René Richard Cyr : Le temps d'une dinde
Scène

René Richard Cyr : Le temps d’une dinde

Théâtre-miroir. René Richard Cyr le dit clairement: en mettant en scène Minuit chrétien, il veut que les spectateurs de la Compagnie Jean Duceppe reconnaissent leurs propres travers. Entrevue.

Voici une énième mise en scène de René Richard Cyr, la première cette saison, même s’il en enchaîne parfois trois dans une année. Peut-être a-t-il eu besoin d’un peu de temps cet été et cet automne pour se remettre de la frénésie Belles-Soeurs? Le succès de la pièce ne s’épuise pas. Du vrai théâtre populaire, au sens noble du terme.

C’est pareil quand il travaille chez Duceppe, ce "théâtre du peuple où on peut encore atteindre un très vaste public et jouer plus longtemps qu’ailleurs, jusqu’à 34 représentations". Le metteur en scène s’y sent privilégié. Et il n’aurait pas envisagé de monter ailleurs cette pièce du Français Tilly dans laquelle une famille se déchire entre la dinde et le foie gras, chacun des convives exposant de plus en plus crûment ses vices et son hypocrisie. "J’ai adapté la pièce, dit-il, pour qu’elle soit ancrée dans le Québec, parce que je voulais que le miroir soit tendu aux Québécois, en pleine face. C’est du théâtre d’identification, profondément. Je ne voulais pas que le spectateur se dise: mais oui, on sait bien, les Français sont comme ça. Non. Nous aussi, on est comme ça: hypocrites, superficiels, cruels. Et on joue ça chez Duceppe, devant le bon monde, où ça aura un véritable impact. Ça ne servirait pas à grand-chose de jouer ça à l’Espace Go, ça ne brasserait pas la cage."

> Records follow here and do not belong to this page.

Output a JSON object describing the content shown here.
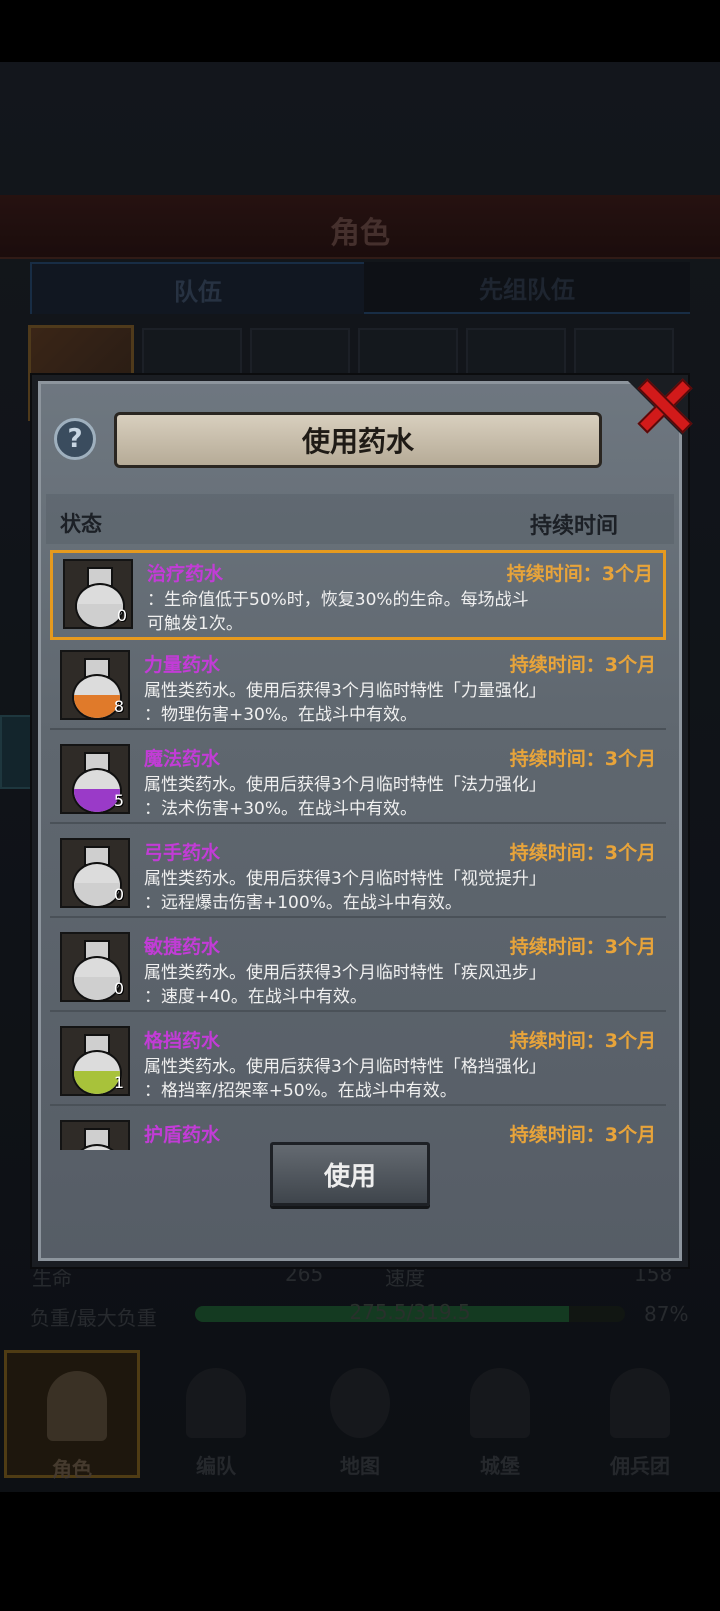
{
  "background": {
    "title": "角色",
    "tabs": [
      "队伍",
      "先组队伍"
    ],
    "stats": {
      "life_label": "生命",
      "life_value": "265",
      "speed_label": "速度",
      "speed_value": "158",
      "load_label": "负重/最大负重",
      "load_value": "275.5/319.5",
      "load_percent": "87%",
      "load_fraction": 0.87
    },
    "nav": [
      {
        "label": "角色",
        "icon": "knight-icon",
        "active": true
      },
      {
        "label": "编队",
        "icon": "helmet-icon",
        "active": false
      },
      {
        "label": "地图",
        "icon": "map-icon",
        "active": false
      },
      {
        "label": "城堡",
        "icon": "castle-icon",
        "active": false
      },
      {
        "label": "佣兵团",
        "icon": "tower-icon",
        "active": false
      }
    ]
  },
  "modal": {
    "title": "使用药水",
    "help_icon": "question-icon",
    "close_icon": "close-icon",
    "columns": {
      "status": "状态",
      "duration": "持续时间"
    },
    "use_button": "使用",
    "items": [
      {
        "name": "治疗药水",
        "duration": "持续时间：3个月",
        "count": "0",
        "color": "#cfcfcf",
        "line1": "：生命值低于50%时，恢复30%的生命。每场战斗",
        "line2": "可触发1次。",
        "selected": true
      },
      {
        "name": "力量药水",
        "duration": "持续时间：3个月",
        "count": "8",
        "color": "#e07a2a",
        "line1": "属性类药水。使用后获得3个月临时特性「力量强化」",
        "line2": "：物理伤害+30%。在战斗中有效。"
      },
      {
        "name": "魔法药水",
        "duration": "持续时间：3个月",
        "count": "5",
        "color": "#9a3ac8",
        "line1": "属性类药水。使用后获得3个月临时特性「法力强化」",
        "line2": "：法术伤害+30%。在战斗中有效。"
      },
      {
        "name": "弓手药水",
        "duration": "持续时间：3个月",
        "count": "0",
        "color": "#cfcfcf",
        "line1": "属性类药水。使用后获得3个月临时特性「视觉提升」",
        "line2": "：远程爆击伤害+100%。在战斗中有效。"
      },
      {
        "name": "敏捷药水",
        "duration": "持续时间：3个月",
        "count": "0",
        "color": "#cfcfcf",
        "line1": "属性类药水。使用后获得3个月临时特性「疾风迅步」",
        "line2": "：速度+40。在战斗中有效。"
      },
      {
        "name": "格挡药水",
        "duration": "持续时间：3个月",
        "count": "1",
        "color": "#a8c23a",
        "line1": "属性类药水。使用后获得3个月临时特性「格挡强化」",
        "line2": "：格挡率/招架率+50%。在战斗中有效。"
      },
      {
        "name": "护盾药水",
        "duration": "持续时间：3个月",
        "count": "",
        "color": "#cfcfcf",
        "line1": "",
        "line2": ""
      }
    ]
  }
}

Voilà qui est dit. Le bon monde n’a qu’à bien se tenir. Pourtant, il rira aussi beaucoup. Car cette pièce, même si elle n’est pas à proprement parler une comédie, ne se prive pas de verser par moments dans le rire. "Oui, c’est vrai, se défend Cyr, mais ce n’est pas un rire grossier. D’ailleurs, Tilly n’écrit pas vraiment de comédies, en général. Dans ses autres pièces, Spaghetti bolognese, Les Trompettes de la mort, Charcuterie fine, il y a une certaine parenté avec l’écriture de Serge Boucher; beaucoup de non-dits, de trous à combler, de choses qui se passent entre les lignes. C’est moins le cas ici, mais il y a la même cruauté chez les personnages, une cruauté masquée par le voile des apparences. La mécanique de la pièce s’articule autour des jugements que portent les personnages les uns sur les autres sans en avoir l’air. C’est un auteur de la cruauté humaine, de la cruauté du quotidien, de l’hypocrisie, c’est d’une grande vérité. La critique sociale est très crue, pas du tout dissimulée, et dans ce sens-là, c’est moins près de Boucher, mais c’est franchement intéressant."

En effet, sans tirer le trait trop fort, Tilly aborde la surconsommation, la maltraitance des aînés, l’homosexualité. "Toutes sortes d’enjeux sociaux sont abordés, mais ils émergent tout naturellement de l’histoire. C’est la force de Tilly, il raconte de bonnes histoires tout en disant beaucoup de choses importantes – il a un point de vue à partager, sans l’imposer bêtement." Êtes-vous prêts à vous faire brasser?